Last week, word broke that the Obama administration’s “Pay Czar,” Kenneth Feinberg (pictured), was slashing compensation for executives at seven large financial firms. Click here for the WSJ story.

Amid all the discussion over whether the move was good or bad, overdue or counterproductive, one question, according to former 10th Circuit judge and current Stanford Law prof Michael McConnell, got lost in the shuffle: Was Feinberg’s action constitutional?

McConnell, writing Friday for the WSJ’s opinion page, thinks the answer is a resounding no. Writes McConnell:
Mr. Feinberg’s ukase is the most prominent example (and not just by the Obama administration) of the exercise of power by an individual unilaterally appointed by the executive branch without Senate confirmation—and thus outside the ordinary channels of Congressional oversight.

That’s the argument, in a nutshell. But McConnell knows his way around the Constitution, and prefers to give Journal readers a bit more:
The Appointments clause of the Constitution, Article II, section 2, provides that all “Officers of the United States” must be appointed by the president “by and with the Advice and Consent of the Senate.” This means subject to confirmation, except that “the Congress may by Law vest the Appointment” of “inferior Officers, as they think proper, in the President alone, in the Courts of Law, or in the Heads of Departments.”

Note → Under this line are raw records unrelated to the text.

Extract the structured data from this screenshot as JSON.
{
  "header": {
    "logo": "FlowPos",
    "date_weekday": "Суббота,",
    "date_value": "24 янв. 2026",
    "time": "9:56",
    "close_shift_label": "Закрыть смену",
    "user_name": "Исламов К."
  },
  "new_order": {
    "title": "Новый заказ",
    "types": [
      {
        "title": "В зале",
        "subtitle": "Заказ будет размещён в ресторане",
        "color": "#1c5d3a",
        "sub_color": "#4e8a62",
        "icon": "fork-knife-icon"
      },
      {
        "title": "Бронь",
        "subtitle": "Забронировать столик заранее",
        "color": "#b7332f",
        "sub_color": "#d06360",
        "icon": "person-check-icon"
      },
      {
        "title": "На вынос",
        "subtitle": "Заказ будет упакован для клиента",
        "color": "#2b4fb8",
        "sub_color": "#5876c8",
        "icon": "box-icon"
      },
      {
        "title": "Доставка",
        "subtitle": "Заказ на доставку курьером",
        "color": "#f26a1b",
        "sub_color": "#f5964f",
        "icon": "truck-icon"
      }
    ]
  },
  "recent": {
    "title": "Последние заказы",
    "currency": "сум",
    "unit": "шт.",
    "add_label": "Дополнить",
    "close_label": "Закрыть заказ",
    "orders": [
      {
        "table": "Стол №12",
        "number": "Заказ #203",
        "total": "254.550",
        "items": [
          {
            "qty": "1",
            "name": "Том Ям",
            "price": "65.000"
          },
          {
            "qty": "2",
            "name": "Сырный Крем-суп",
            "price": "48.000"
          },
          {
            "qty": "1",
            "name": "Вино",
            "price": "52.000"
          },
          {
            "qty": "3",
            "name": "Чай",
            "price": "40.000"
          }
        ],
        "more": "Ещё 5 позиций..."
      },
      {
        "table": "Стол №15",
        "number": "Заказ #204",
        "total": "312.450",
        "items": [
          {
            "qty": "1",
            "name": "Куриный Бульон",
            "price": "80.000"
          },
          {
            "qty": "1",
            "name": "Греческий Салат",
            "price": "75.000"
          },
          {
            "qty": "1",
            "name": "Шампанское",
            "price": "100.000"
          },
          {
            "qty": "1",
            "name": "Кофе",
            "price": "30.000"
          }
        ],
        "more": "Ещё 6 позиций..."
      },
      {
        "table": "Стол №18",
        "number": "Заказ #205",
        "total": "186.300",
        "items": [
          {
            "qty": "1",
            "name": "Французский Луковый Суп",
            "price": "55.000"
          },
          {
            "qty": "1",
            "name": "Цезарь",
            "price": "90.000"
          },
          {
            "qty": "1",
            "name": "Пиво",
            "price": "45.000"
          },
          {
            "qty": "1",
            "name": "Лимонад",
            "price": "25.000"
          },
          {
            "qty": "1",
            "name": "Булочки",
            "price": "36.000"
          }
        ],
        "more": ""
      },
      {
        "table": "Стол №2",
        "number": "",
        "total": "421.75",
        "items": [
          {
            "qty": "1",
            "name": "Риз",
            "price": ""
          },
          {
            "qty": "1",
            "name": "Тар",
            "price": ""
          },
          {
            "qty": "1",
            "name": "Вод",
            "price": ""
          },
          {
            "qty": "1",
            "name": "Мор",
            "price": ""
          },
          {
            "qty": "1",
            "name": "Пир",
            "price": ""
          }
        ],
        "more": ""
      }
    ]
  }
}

There is no doubt that Mr. Feinberg is an “officer” of the United States. The Supreme Court has defined this term (Buckley v. Valeo, 1976) as “any appointee exercising significant authority pursuant to the laws of the United States.”

. . .

While somewhat more disputable, Mr. Feinberg’s is probably an “inferior” officer, defined as one subject to supervision and removal by a member of the cabinet. . . . This means that Congress could, if it wished, vest the appointment of the pay czar in the secretary, without any need for Senate confirmation.

But Congress has not done so. On the contrary, it vested the authority to implement TARP’s compensation provision in the secretary of the Treasury. The secretary may sub-delegate that power to someone else—but that someone must be an “officer” properly appointed “by and with the advice and consent of the Senate.”

The Supreme Court observed in Buckley v. Valeo that the provisions governing appointments under the Constitution reflect more than “etiquette or protocol.” They embody the Founders’ conviction that all power under U.S. laws must be exercised by officers with constitutional authority.

It’s understandable, perhaps, if, after reading this far, your reaction is: “eh, what’s the harm? Why this adherence to constitutional formalism in a time of national crisis?” McConnell has an answer for you:
The Founders understood that the president and heads of the executive departments could not single-handedly carry out the law, so they required Senate confirmation as what the Federalist Papers call “an excellent check” on abuse or favoritism by the president.

The power to set compensation at large American businesses is especially subject to potential abuse, favoritism, arbitrariness, or political manipulation. It is no reflection on Kenneth Feinberg, who has a sterling reputation and who appears to have approached these sensitive duties with a spirit of commendable integrity, to say that the checks and balances of the Constitution should be scrupulously observed. They were not. Because he is not a properly appointed officer of the United States, Mr. Feinberg’s executive compensation decisions were unconstitutional.